Italian Baseball: Where It Started and How It Found Its Footing
- David Quattro
- Feb 14
- 2 min read

When most people think of Italy, they think of soccer first. They think of Serie A, the World Cup, packed stadiums, passion, noise and pride. Baseball is usually not the first sport that comes to mind. But Italy has a real baseball history and it runs deeper than many people realize.
Baseball made early appearances in Italy long before it was ever organized as a national sport. There were documented games involving American sailors in the late 1800s, and Spalding’s world tour also brought baseball exhibitions to Italy in 1889. But those early moments were more introduction than foundation. The game had arrived, but it had not yet taken root.
The real breakthrough came in the years surrounding the Second World War. MLB’s historical overview notes that earlier efforts to popularize baseball in Italy did not gain lasting traction, but the sport finally established a foothold after American soldiers brought the game with them during World War II and played in their free time, drawing local interest.
From there, the modern structure of Italian baseball began to form.
On March 12, 1948, Max Ott helped found the Lega Italiana Baseball (LIB) in Milan. Later that same year, on June 27, 1948, the first game played entirely by Italian players was held in Milan. Then, on January 29, 1950, the merger of FIBS and LIB created FIPAB, the governing body that eventually became the Federazione Italiana Baseball Softball (FIBS). Today, FIBS officially recognizes its founding year as 1948.
That timeline matters.
It shows that Italian baseball did not simply appear overnight. It was built by pioneers, sustained by passion and carried forward by people who believed the game could belong in Italy too.
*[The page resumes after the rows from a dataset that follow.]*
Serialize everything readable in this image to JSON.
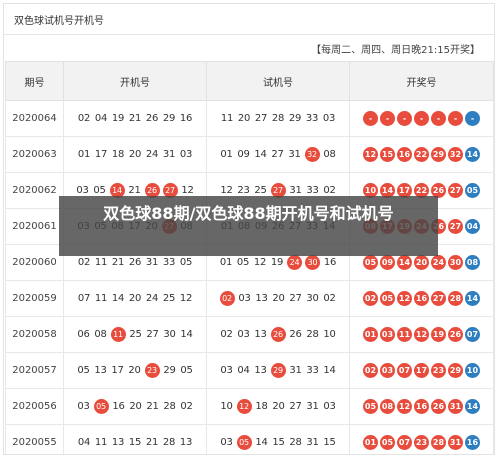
{
  "title": "双色球试机号开机号",
  "draw_note": "【每周二、周四、周日晚21:15开奖】",
  "columns": [
    "期号",
    "开机号",
    "试机号",
    "开奖号"
  ],
  "colors": {
    "red": "#e74c3c",
    "blue": "#2e7fc1"
  },
  "rows": [
    {
      "period": "2020064",
      "open": [
        "02",
        "04",
        "19",
        "21",
        "26",
        "29",
        "16"
      ],
      "open_hl": [],
      "test": [
        "11",
        "20",
        "27",
        "28",
        "29",
        "33",
        "03"
      ],
      "test_hl": [],
      "result_red": [
        "-",
        "-",
        "-",
        "-",
        "-",
        "-"
      ],
      "result_blue": "-"
    },
    {
      "period": "2020063",
      "open": [
        "01",
        "17",
        "18",
        "20",
        "24",
        "31",
        "03"
      ],
      "open_hl": [],
      "test": [
        "01",
        "09",
        "14",
        "27",
        "31",
        "32",
        "08"
      ],
      "test_hl": [
        5
      ],
      "result_red": [
        "12",
        "15",
        "16",
        "22",
        "29",
        "32"
      ],
      "result_blue": "14"
    },
    {
      "period": "2020062",
      "open": [
        "03",
        "05",
        "14",
        "21",
        "26",
        "27",
        "12"
      ],
      "open_hl": [
        2,
        4,
        5
      ],
      "test": [
        "12",
        "23",
        "25",
        "27",
        "31",
        "33",
        "02"
      ],
      "test_hl": [
        3
      ],
      "result_red": [
        "10",
        "14",
        "17",
        "22",
        "26",
        "27"
      ],
      "result_blue": "05"
    },
    {
      "period": "2020061",
      "open": [
        "03",
        "05",
        "08",
        "17",
        "20",
        "27",
        "08"
      ],
      "open_hl": [
        5
      ],
      "test": [
        "01",
        "08",
        "09",
        "26",
        "27",
        "33",
        "14"
      ],
      "test_hl": [],
      "result_red": [
        "08",
        "17",
        "19",
        "24",
        "26",
        "27"
      ],
      "result_blue": "04"
    },
    {
      "period": "2020060",
      "open": [
        "02",
        "11",
        "21",
        "26",
        "31",
        "33",
        "05"
      ],
      "open_hl": [],
      "test": [
        "01",
        "05",
        "12",
        "19",
        "24",
        "30",
        "16"
      ],
      "test_hl": [
        4,
        5
      ],
      "result_red": [
        "05",
        "09",
        "14",
        "20",
        "24",
        "30"
      ],
      "result_blue": "08"
    },
    {
      "period": "2020059",
      "open": [
        "07",
        "11",
        "14",
        "20",
        "24",
        "25",
        "12"
      ],
      "open_hl": [],
      "test": [
        "02",
        "03",
        "13",
        "20",
        "27",
        "30",
        "02"
      ],
      "test_hl": [
        0
      ],
      "result_red": [
        "02",
        "05",
        "12",
        "16",
        "27",
        "28"
      ],
      "result_blue": "14"
    },
    {
      "period": "2020058",
      "open": [
        "06",
        "08",
        "11",
        "25",
        "27",
        "30",
        "14"
      ],
      "open_hl": [
        2
      ],
      "test": [
        "02",
        "03",
        "13",
        "26",
        "26",
        "28",
        "10"
      ],
      "test_hl": [
        3
      ],
      "result_red": [
        "01",
        "03",
        "11",
        "12",
        "19",
        "26"
      ],
      "result_blue": "07"
    },
    {
      "period": "2020057",
      "open": [
        "05",
        "13",
        "17",
        "20",
        "23",
        "29",
        "05"
      ],
      "open_hl": [
        4
      ],
      "test": [
        "03",
        "04",
        "13",
        "29",
        "31",
        "33",
        "14"
      ],
      "test_hl": [
        3
      ],
      "result_red": [
        "02",
        "03",
        "07",
        "17",
        "23",
        "29"
      ],
      "result_blue": "10"
    },
    {
      "period": "2020056",
      "open": [
        "03",
        "05",
        "16",
        "20",
        "21",
        "28",
        "02"
      ],
      "open_hl": [
        1
      ],
      "test": [
        "10",
        "12",
        "18",
        "20",
        "27",
        "31",
        "03"
      ],
      "test_hl": [
        1
      ],
      "result_red": [
        "05",
        "08",
        "12",
        "16",
        "26",
        "31"
      ],
      "result_blue": "14"
    },
    {
      "period": "2020055",
      "open": [
        "04",
        "11",
        "13",
        "15",
        "21",
        "28",
        "13"
      ],
      "open_hl": [],
      "test": [
        "03",
        "05",
        "14",
        "15",
        "28",
        "31",
        "15"
      ],
      "test_hl": [
        1
      ],
      "result_red": [
        "01",
        "05",
        "07",
        "23",
        "28",
        "31"
      ],
      "result_blue": "16"
    }
  ],
  "overlay_caption": "双色球88期/双色球88期开机号和试机号"
}
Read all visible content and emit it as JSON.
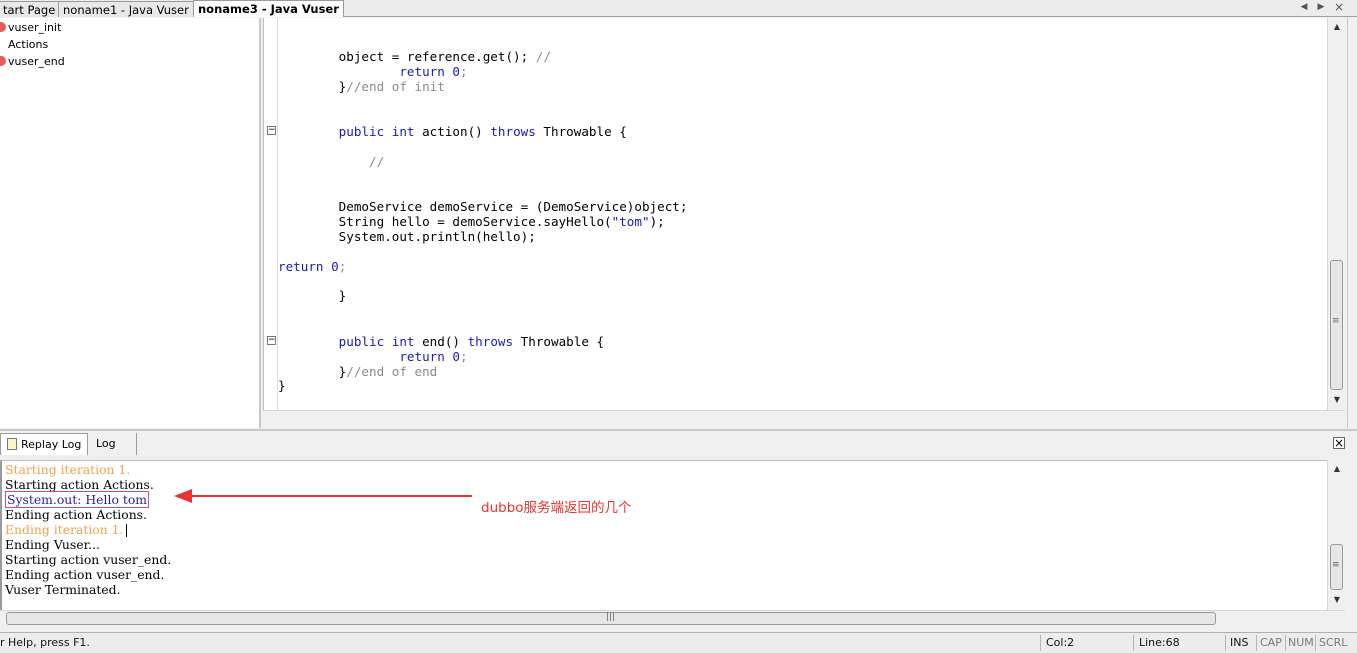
{
  "tabs": [
    {
      "label": "tart Page"
    },
    {
      "label": "noname1 - Java Vuser"
    },
    {
      "label": "noname3 - Java Vuser",
      "active": true
    }
  ],
  "tree": {
    "items": [
      {
        "label": "vuser_init",
        "icon": "script-icon"
      },
      {
        "label": "Actions",
        "icon": "none"
      },
      {
        "label": "vuser_end",
        "icon": "script-icon"
      }
    ]
  },
  "code": {
    "l1": {
      "a": "        object = reference.get(); ",
      "c": "//"
    },
    "l2": {
      "k": "return",
      "n": "0",
      "t": ";"
    },
    "l3": {
      "t": "}",
      "c": "//end of init"
    },
    "l4": {
      "k1": "public",
      "k2": "int",
      "t1": " action() ",
      "k3": "throws",
      "t2": " Throwable {"
    },
    "l5": {
      "c": "//"
    },
    "l6": {
      "t": "DemoService demoService = (DemoService)object;"
    },
    "l7": {
      "t1": "String hello = demoService.sayHello(",
      "s": "\"tom\"",
      "t2": ");"
    },
    "l8": {
      "t": "System.out.println(hello);"
    },
    "l9": {
      "k": "return",
      "n": "0",
      "t": ";"
    },
    "l10": {
      "t": "}"
    },
    "l11": {
      "k1": "public",
      "k2": "int",
      "t1": " end() ",
      "k3": "throws",
      "t2": " Throwable {"
    },
    "l12": {
      "k": "return",
      "n": "0",
      "t": ";"
    },
    "l13": {
      "t": "}",
      "c": "//end of end"
    },
    "l14": {
      "t": "}"
    }
  },
  "output": {
    "tabs": [
      {
        "label": "Replay Log"
      },
      {
        "label": "Log"
      }
    ],
    "close_label": "×",
    "lines": {
      "l1": "Starting iteration 1.",
      "l2": "Starting action Actions.",
      "l3": "System.out: Hello tom",
      "l4": "Ending action Actions.",
      "l5": "Ending iteration 1.",
      "l6": "Ending Vuser...",
      "l7": "Starting action vuser_end.",
      "l8": "Ending action vuser_end.",
      "l9": "Vuser Terminated."
    },
    "annotation": "dubbo服务端返回的几个",
    "annotation_color": "#e8362f"
  },
  "status": {
    "help": "r Help, press F1.",
    "col": "Col:2",
    "line": "Line:68",
    "ins": "INS",
    "cap": "CAP",
    "num": "NUM",
    "scrl": "SCRL"
  },
  "colors": {
    "keyword": "#1a1ab8",
    "comment": "#8a8a8a",
    "log_orange": "#f0a050"
  }
}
The Italian national team played its first official game on August 31, 1952, and just two years later, Italy won the first European Baseball Championship in 1954. That was a major statement. It showed that Italy was not just learning the game. It was beginning to matter in it.
Over the decades, cities such as Nettuno, Bologna, Parma and later other strong baseball centres helped push the sport forward. MLB has called Nettuno a hotbed of Italian baseball, and the domestic top level traces its roots to 1948, with today’s highest classification playing as Serie A.
That is what makes Italian baseball so interesting to me.
It is not the story of a sport that dominated the culture from the beginning. It is the story of a sport that had to fight for space, earn respect and slowly grow its roots. In many ways, that makes it even more meaningful.
Because baseball in Italy was never just handed tradition, it had to build one.